An upscale version of a food court, Remington’s R. House features an eclectic mix of cuisines. Here, you’re able to enjoy both familiar fare like burgers, pizza and salads alongside more hard-to-find flavors of New Orleans soul food, Hawaiian poke bowls and Korean barbecue. An 11th stall called The Pop-Up serves as a launchpad for newcomers in the Baltimore culinary scene, with chefs taking over the space for about a week or month. This month, Pop-Up returner JBee's Jamaican Me Crazy has graced the food hall with its mix of authentic and innovative Jamaican cuisine.
I first learned of JBee's in the fall, when occasionally a bright green food truck would park for a few hours on North Charles Street and beat out the Jordanian Halal Food Truck for a prime location. My first thought? What a power move. My second thought? I’ve got to try something from there.
Unfortunately, the semester only got busier, and I had to table my plans until at last, on March 30, I convinced a friend to accompany me to the Pop-Up for my first Caribbean food experience. And let me say, what an experience it was.
For context, I grew up on American or Americanized foods interwoven with cuisine from Kerala, India. When I’m away from home, I crave the rice-based dishes; the fiery spiced meat; the pickled vegetables; the million types of തോര൯ (thoran), coconut-based vegetable sides that can star bitter gourd, red spinach, cabbage, basically any vegetable under the (Kerala) sun. I was highly anticipating this new experience, purposely setting up a lunch date with my friend after an exam so I could both recover and indulge. After perusing their menu, I prepared to gorge on the Jerk Chicken Bowl, lunch-portion sized.

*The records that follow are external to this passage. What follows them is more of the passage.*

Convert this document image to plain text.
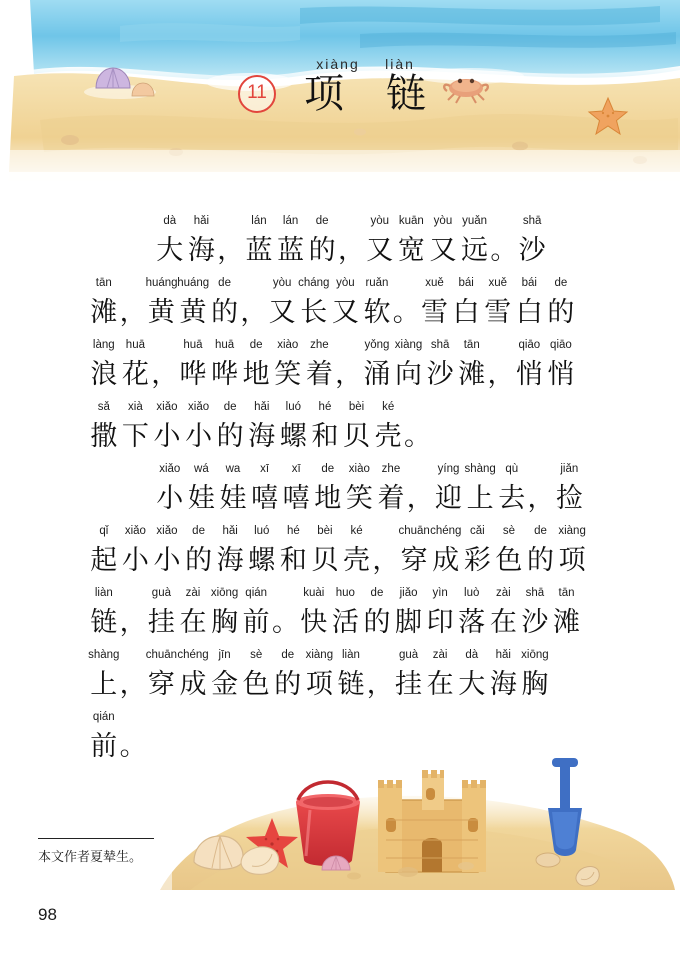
11
xiàng liàn
项 链
dà hǎi	lán lán de	yòu kuān yòu yuǎn	shā
大 海，蓝 蓝 的，又 宽 又 远。沙
tān	huánghuáng de	yòu cháng yòu ruǎn	xuě bái xuě bái de
滩，黄 黄 的，又 长 又 软。雪 白 雪 白 的
làng huā	huā huā de xiào zhe	yǒng xiàng shā tān	qiāo qiāo
浪 花，哗 哗 地 笑 着，涌 向 沙 滩，悄 悄
sǎ xià xiǎo xiǎo de hǎi luó hé bèi ké
撒 下 小 小 的 海 螺 和 贝 壳。
xiǎo wá wa xī xī de xiào zhe	yíng shàng qù	jiǎn
小 娃 娃 嘻 嘻 地 笑 着，迎 上 去，捡
qǐ xiǎo xiǎo de hǎi luó hé bèi ké	chuānchéng cǎi sè de xiàng
起 小 小 的 海 螺 和 贝 壳，穿 成 彩 色 的 项
liàn	guà zài xiōng qián	kuài huo de jiǎo yìn luò zài shā tān
链，挂 在 胸 前。快 活 的 脚 印 落 在 沙 滩
shàng chuānchéng jīn sè de xiàng liàn	guà zài dà hǎi xiōng
上，穿 成 金 色 的 项 链，挂 在 大 海 胸
qián
前。
本文作者夏辇生。
98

When I walked up to JBee's, the cashier immediately greeted me with a warm smile and took my order. I had seen a menu off to the side with the prices, which were significantly higher than what was listed on the website, but I think I mentally closed myself off to accepting I’d have to give up some extra coin. That was my fault, so I shouldn’t have been so shocked when the bill came out. Instead of $13 for the lunch bowl, served from 12 to 4 p.m., the meal was $17. Tax and tip turned the total into an exorbitant $20.06 for such a modest portion, and I decided not to purchase anything else.

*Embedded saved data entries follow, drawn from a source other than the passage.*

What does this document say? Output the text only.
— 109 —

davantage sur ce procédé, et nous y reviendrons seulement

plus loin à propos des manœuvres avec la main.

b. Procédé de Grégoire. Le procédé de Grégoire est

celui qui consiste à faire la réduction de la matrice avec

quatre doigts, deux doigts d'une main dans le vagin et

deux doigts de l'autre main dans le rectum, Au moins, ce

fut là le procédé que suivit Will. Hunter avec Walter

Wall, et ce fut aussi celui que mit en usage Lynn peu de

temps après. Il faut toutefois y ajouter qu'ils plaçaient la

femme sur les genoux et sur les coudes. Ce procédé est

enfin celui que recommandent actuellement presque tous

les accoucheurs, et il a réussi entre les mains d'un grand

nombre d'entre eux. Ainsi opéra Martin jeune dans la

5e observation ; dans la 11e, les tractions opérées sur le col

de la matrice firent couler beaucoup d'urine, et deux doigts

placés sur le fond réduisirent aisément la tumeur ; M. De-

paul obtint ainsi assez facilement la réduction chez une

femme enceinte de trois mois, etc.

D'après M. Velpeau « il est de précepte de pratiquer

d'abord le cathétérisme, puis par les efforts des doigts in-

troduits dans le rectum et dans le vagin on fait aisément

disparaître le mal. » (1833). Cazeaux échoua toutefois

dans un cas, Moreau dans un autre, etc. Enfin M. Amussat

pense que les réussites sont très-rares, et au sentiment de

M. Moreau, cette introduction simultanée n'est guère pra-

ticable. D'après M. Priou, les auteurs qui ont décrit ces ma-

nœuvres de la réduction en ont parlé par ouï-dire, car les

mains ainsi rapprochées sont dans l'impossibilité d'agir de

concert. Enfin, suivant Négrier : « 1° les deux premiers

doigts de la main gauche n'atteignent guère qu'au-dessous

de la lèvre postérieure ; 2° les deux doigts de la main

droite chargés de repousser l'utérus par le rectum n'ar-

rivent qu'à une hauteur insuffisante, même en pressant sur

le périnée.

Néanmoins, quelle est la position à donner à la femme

When I clarified the price with the cashier, he told me that the website is not updated for R. House prices — the $13 lunch size and $15 dinner size are only available when the team is working out of their food truck. At R. House, the prices are raised and there is only one size, that of a rectangular microwavable container. This is 8.75 inches long, 6.25 inches wide and 2 inches high, or similar.
In comparison, my friend went to Amano Taco and got a shrimp taco ($4.25), a chicken taco ($3.75) and a side of guacamole ($0.75), with tax adding it up to $9.31. I was slightly shocked that I could have doubled her order and still come in under what I paid at JBee's. Although food is my love language and I value quality over quantity, at some point I can’t justify the prices. With that kind of bill, I was expecting some nirvana-level flavor and my tastebuds to burst into flames and rise anew like a phoenix.
And to be fair, JBee's delivered exceptionally, but not so much that I am willing to come back while they’re at R. House or to justify what I spent.
The Jerk Chicken Bowl features boneless, skinless chicken thigh meat on a bed of rice with peas and curry cabbage. It can come mild or spicy; I chose spicy. And let me just say, the curry cabbage was phenomenal — sautéed and seasoned with curry powder, it reminded me of the cabbage thoran my grandmother would make and was the first part of the meal I honed in on and finished. I actually don’t recall if there were peas; it must have blended in so well as part of the cabbage in coloring and seasoning that I wasn’t able to distinguish it. To be fair, though, the meal definitely was not spicy to me, but I tend to have a high spice tolerance.
Then there were the main parts of the meal. In my opinion, rice texture can be extremely hard to balance so that it’s neither chewy nor mushy, but the rice was fairly cooked, albeit slightly firm. It had also absorbed some of the rich, vibrant flavoring of the jerk chicken, which was cubed, tender and moist. Although I’ve had thyme, turmeric, cayenne pepper, onion powder, garlic powder and other spices together before, something about this jerk seasoning, whether due to ingredient ratio or other elements of the spice mix, was unfamiliar and defining. Altogether, I would say my favorite parts of the meal were the jerk chicken and the curry cabbage.
I highly encourage you to try jerk chicken or other Jamaican classics if you have the opportunity. However, if you need to be careful with your budget, I don’t recommend visiting JBee's while they are at R. House until April 15. Try visiting them when they are operating out of their food truck or consider other Jamaican options. Overall, I would give JBee's four out of five stars, with its food compensating for the price in part but not in whole.